- Predecessor: Seni
- Successor: Inebny/Amenemnekhu
- Dynasty: 18th Dynasty
- Pharaoh: Hatshepsut

= Penre =

Penre was an ancient Egyptian official of the New Kingdom, in office under the ruling queen Hatshepsut (about 1508–1458 BC). Penre was viceroy of Kush. The writing of his name varies on the monuments between Penre (Panre), Pare and Payre. Because of his high titles, he was one of the most important officials at the royal court, ruling the Nubian provinces. Kush is the Ancient Egyptian name for Nubia.

Penre was little known till his tomb at Thebes was recently excavated by a Hungarian mission. On the canopic jars found in the tomb bears the titles first king's son (= viceroy) and overseer of the southern foreign countries. Otherwise he is also known from several statue fragments. His father was called Sekheru, who also bore the title king's son. Penre was in office between the reigning year 2 of Hatshepsut, when a certain Seni was still in office, and year 18, when Inebny/Amenemnekhu is attested in that office. None of his monuments are dated, but one of his statues found in Nubia, must have been installed before the sole reign of Thutsmosis III. His burial took the form of a shaft tomb, and little remains from the mud brick tomb chapel. The shaft was over 11 meters deep.

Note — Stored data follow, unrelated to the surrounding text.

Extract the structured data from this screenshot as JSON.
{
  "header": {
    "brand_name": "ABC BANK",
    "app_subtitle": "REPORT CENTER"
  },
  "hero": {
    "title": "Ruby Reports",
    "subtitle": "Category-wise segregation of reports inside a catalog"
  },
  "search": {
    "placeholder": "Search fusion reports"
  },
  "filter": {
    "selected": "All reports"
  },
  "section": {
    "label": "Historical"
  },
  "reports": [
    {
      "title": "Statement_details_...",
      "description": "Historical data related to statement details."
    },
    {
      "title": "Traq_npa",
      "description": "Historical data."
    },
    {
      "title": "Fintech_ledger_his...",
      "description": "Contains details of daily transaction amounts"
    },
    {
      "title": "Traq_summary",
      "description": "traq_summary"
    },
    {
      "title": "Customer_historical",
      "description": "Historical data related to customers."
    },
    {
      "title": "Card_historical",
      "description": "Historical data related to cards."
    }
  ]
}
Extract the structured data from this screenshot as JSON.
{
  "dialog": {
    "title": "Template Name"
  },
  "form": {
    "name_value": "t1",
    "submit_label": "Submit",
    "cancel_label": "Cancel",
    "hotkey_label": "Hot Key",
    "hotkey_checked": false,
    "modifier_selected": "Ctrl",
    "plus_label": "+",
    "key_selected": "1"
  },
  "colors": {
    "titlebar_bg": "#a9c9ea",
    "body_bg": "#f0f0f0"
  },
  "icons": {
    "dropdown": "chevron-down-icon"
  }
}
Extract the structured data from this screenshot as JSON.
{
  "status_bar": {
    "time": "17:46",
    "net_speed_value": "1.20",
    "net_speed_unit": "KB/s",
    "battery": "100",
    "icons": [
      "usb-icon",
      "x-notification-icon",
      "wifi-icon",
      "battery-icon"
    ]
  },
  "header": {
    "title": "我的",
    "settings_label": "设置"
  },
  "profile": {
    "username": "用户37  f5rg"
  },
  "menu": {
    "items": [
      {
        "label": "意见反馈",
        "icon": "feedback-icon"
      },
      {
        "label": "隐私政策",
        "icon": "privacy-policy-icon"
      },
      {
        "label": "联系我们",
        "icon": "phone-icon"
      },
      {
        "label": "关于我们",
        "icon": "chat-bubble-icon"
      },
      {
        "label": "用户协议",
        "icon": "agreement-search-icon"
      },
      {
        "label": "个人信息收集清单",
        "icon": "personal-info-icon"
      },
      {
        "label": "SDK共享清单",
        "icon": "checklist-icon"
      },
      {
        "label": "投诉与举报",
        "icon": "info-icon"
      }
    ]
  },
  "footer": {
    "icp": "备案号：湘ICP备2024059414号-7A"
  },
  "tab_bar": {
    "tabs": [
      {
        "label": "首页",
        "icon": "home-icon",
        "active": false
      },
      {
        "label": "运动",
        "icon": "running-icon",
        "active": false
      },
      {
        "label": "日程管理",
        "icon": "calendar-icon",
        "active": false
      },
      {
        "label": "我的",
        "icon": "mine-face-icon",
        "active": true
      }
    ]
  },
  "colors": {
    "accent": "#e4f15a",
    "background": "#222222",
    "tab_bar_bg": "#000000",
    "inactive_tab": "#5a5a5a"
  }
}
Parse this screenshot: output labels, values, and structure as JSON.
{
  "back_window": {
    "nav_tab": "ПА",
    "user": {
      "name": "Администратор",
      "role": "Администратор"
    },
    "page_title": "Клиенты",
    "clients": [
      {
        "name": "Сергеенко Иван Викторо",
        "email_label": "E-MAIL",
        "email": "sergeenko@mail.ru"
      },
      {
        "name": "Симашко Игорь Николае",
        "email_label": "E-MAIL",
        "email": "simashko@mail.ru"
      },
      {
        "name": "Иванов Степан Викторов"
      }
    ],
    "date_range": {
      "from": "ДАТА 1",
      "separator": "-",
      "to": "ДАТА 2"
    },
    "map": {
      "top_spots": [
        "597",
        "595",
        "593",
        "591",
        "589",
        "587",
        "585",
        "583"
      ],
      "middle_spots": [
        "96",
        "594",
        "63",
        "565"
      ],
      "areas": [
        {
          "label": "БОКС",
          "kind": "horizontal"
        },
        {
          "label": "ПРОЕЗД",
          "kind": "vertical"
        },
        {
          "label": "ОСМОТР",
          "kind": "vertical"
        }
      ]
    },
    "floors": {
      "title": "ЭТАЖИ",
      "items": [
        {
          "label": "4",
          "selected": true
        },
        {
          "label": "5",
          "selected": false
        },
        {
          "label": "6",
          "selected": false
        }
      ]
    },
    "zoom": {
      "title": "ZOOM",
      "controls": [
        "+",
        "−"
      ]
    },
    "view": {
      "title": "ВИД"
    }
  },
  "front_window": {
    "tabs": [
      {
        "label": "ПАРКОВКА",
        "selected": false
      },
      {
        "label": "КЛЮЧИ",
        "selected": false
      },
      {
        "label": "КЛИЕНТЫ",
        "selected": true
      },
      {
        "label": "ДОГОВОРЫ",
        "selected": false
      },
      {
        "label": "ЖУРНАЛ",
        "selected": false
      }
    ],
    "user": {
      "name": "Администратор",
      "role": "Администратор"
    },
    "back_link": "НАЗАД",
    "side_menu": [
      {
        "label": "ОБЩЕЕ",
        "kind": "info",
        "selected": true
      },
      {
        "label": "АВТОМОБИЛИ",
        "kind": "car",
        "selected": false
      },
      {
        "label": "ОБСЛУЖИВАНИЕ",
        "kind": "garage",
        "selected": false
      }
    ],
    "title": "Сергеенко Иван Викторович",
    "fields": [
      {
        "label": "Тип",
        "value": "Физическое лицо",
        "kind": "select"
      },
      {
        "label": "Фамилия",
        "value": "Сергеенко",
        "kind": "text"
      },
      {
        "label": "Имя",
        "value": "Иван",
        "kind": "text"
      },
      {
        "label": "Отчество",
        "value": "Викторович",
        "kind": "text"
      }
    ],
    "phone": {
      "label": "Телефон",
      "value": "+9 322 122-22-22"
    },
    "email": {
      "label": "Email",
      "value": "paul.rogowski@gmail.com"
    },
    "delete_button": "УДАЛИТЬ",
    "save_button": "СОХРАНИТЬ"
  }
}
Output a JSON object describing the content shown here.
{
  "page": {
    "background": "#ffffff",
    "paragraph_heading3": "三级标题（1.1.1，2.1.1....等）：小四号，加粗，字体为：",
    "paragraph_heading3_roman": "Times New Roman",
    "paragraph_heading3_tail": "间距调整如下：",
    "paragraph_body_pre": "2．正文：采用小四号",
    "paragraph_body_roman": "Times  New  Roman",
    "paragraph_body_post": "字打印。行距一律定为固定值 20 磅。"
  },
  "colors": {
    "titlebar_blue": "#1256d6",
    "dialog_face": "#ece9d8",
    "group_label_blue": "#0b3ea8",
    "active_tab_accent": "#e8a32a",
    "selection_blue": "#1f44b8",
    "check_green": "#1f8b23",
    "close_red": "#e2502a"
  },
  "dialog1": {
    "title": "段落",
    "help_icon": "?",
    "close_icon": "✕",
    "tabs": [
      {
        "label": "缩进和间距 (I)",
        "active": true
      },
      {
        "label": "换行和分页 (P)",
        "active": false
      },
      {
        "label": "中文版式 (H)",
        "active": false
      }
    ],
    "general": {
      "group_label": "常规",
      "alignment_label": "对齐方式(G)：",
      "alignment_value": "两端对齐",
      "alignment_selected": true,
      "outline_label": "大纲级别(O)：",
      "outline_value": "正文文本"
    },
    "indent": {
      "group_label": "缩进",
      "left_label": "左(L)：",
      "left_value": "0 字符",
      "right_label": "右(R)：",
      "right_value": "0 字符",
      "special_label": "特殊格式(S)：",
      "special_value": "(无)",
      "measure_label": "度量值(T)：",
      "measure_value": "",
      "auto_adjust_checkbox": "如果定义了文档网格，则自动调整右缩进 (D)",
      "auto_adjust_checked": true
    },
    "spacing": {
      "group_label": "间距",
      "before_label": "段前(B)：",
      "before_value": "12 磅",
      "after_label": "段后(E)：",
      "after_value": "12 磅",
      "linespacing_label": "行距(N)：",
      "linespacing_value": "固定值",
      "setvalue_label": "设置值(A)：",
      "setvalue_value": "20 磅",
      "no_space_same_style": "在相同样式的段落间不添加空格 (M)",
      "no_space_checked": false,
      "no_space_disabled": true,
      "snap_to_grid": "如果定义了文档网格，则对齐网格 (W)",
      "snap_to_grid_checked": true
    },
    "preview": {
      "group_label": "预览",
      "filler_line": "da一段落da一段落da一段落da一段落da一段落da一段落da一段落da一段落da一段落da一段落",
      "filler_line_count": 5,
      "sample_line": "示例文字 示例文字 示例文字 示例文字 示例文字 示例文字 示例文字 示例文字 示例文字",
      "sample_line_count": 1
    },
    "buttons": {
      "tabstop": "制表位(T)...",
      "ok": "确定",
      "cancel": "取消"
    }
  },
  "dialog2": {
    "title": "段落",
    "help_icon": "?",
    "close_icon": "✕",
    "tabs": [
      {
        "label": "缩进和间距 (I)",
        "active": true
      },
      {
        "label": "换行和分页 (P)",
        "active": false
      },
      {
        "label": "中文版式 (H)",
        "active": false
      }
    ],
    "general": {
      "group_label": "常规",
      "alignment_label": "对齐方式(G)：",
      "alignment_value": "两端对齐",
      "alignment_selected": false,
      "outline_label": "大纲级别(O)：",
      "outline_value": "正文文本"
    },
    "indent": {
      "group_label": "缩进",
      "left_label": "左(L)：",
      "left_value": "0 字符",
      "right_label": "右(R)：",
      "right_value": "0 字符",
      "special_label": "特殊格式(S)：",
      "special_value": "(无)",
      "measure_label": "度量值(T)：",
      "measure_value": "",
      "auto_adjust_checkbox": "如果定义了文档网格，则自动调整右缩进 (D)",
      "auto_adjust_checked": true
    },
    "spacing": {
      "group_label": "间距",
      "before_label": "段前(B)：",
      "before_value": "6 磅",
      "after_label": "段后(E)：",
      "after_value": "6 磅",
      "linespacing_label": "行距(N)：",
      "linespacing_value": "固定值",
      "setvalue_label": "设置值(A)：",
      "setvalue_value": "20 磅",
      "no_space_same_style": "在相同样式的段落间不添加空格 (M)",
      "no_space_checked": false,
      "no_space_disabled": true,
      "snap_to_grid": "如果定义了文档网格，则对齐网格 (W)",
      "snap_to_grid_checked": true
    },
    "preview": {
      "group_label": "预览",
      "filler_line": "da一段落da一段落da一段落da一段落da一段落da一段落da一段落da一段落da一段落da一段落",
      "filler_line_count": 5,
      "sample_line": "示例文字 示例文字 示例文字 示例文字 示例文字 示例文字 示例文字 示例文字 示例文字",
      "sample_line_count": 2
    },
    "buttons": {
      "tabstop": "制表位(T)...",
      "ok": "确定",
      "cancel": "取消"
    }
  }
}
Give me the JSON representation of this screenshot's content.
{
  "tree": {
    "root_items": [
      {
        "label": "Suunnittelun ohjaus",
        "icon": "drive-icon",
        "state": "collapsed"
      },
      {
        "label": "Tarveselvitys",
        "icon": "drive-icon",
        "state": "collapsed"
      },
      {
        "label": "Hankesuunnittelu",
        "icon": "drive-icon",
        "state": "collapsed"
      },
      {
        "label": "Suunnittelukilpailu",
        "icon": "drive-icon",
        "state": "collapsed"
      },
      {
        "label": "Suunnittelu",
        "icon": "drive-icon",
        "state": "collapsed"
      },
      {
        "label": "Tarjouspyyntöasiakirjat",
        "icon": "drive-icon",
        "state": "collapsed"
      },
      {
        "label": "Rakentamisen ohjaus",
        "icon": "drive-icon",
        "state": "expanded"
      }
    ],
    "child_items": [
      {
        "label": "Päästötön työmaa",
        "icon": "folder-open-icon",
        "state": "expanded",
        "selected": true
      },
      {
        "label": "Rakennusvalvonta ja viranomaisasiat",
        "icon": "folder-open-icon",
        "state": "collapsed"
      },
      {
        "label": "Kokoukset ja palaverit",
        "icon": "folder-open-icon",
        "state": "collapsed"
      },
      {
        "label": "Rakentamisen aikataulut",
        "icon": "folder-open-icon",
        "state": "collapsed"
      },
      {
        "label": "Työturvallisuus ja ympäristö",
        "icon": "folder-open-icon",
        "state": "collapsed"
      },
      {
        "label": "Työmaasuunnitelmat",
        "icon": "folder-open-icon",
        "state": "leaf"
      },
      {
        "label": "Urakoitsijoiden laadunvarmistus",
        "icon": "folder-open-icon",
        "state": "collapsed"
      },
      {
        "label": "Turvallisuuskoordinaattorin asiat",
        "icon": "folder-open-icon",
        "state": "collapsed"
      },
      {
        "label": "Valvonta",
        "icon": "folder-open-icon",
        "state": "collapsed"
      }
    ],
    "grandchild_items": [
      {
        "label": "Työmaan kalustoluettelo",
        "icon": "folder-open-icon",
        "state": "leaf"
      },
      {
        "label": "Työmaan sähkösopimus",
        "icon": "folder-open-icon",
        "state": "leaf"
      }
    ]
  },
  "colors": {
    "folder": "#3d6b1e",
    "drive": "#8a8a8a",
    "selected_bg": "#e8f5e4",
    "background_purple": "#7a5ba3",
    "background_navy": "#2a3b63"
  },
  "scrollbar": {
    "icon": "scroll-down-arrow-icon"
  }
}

Within the burial chamber at the bottom of the shaft, the human remains of three adults and two children were discovered. Various objects from the burial equipment have survived, bearing the names Sennefer, Siamun, and Penre.The fragments of the four canopic jars were still bearing Penre's name and titles. Items in the tomb include specifically prepared funerary items, objects of daily life, professional equipment and containers of provisions.